- "The Fun Girls", (left to right) Daphne portrayed by Jean Carson and Skippy by Joyce Jameson
- First appearance: "Barney Mends a Broken Heart" (1962)
- Last appearance: "The Arrest of the Fun Girls" (1965)
- Portrayed by: Skippy by Joyce Jameson and Daphne by Jean Carson

= The Fun Girls =

Fictional recurring characters on The Andy Griffith Show

The Fun Girls ("Daphne and Skippy") are fictional recurring characters on The Andy Griffith Show, an American TV sitcom from the 1960s. Unlike many of the characters in Mayberry, the Fun Girls were rather lively and more eager to push the envelope when it came to seeking personal pleasure.

==Overview==
"The Fun Girls" (sardonically nicknamed by Thelma Lou) were a pair of fun-loving women: the giggly Skippy (played by Joyce Jameson) and the gravel-voiced Daphne (played by Jean Carson). The two hailed from Mount Pilot, the "big city" near the small town of Mayberry. They were flirtatious, they loved dancing, driving fast and to have "fun,"(a potential reference to more inappropriate activity) and their appearance in town almost always meant trouble for Sheriff Andy Taylor and Deputy Barney Fife (both of whom had steady girlfriends). Skippy was characterized by her high-pitched, grating laugh and was generally attracted to Barney (whom she incessantly called "Bernie"). Daphne was known for her throaty greeting "Hello Doll" and was attracted to Andy.

The first appearance of the Fun Girls resulted in Andy receiving a black-eye during a scuffle with Daphne's erstwhile boyfriend.

On one occasion, Andy and Barney had to cancel their dates with their girlfriends Helen Crump and Thelma Lou respectively so they could work late at the courthouse, only to be interrupted by Skippy and Daphne. Andy and Barney innocently tried to escort the two back to Mt. Pilot so they could finish their work, but were spotted in the car with them by their girlfriends. To get back at them, Helen and Thelma Lou went out with cousins Gomer and Goober Pyle, and in turn, Andy and Barney went out with the Fun Girls. By the end of the day, it was apparent that Gomer and Goober were better matches for the Fun Girls as they genuinely seemed to enjoy each other's company.

Their last appearance has them coming to Mayberry to have a fun time with Andy and Barney, much to their chagrin as they want nothing to do with the girls. They try to keep them occupied before leaving to go on dates with Helen and Thelma Lou, but Barney is forced to stay to make sure they don't wreck the courthouse. Thelma Lou and Helen discover the girls in the courthouse and the men in compromising positions, they leave in a huff. Fed up, Andy explodes at them, telling them to get out of town, which the Fun Girls do, much to Skippy's dismay. The men make up with their girlfriends and have a date night at Andy's house, only to discover the Fun Girls there, putting the men back at the bottom of the barrel with their girlfriends.

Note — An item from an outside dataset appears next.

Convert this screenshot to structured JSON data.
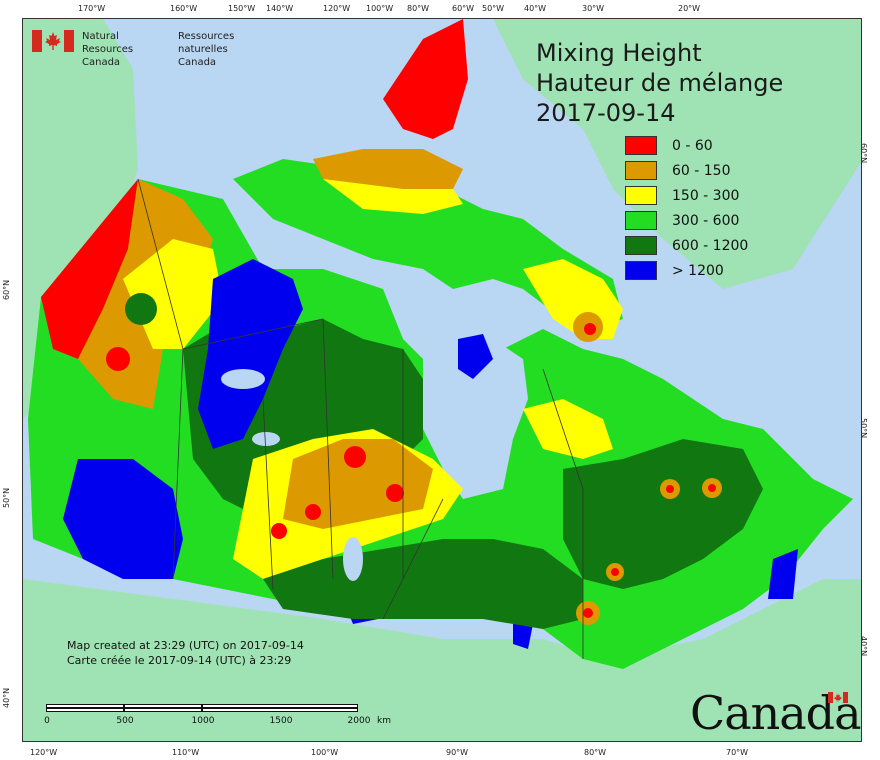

The Fun Girls made three appearances on The Andy Griffith Show from 1962 to 1965:

| Ep.# | Episode title | Directed by | Written by | Airdate |  |
|---|---|---|---|---|---|
| 68 (Season 3 Episode 6) | "Barney Mends a Broken Heart" | Bob Sweeney | Aaron Ruben | November 5, 1962 |  |
| 123 (Season 4 Episode 27) | "The Fun Girls" | Coby Ruskin | Aaron Ruben | April 13, 1964 |  |
| 155 (Season 5 Episode 28) | "The Arrest of the Fun Girls" | Theodore J. Flicker | Richard M. Powell | April 5, 1965 |  |

Jean Carson also appeared in the episode "Convicts at Large", playing a man-hating, escaped prisoner convicted of spousal abuse.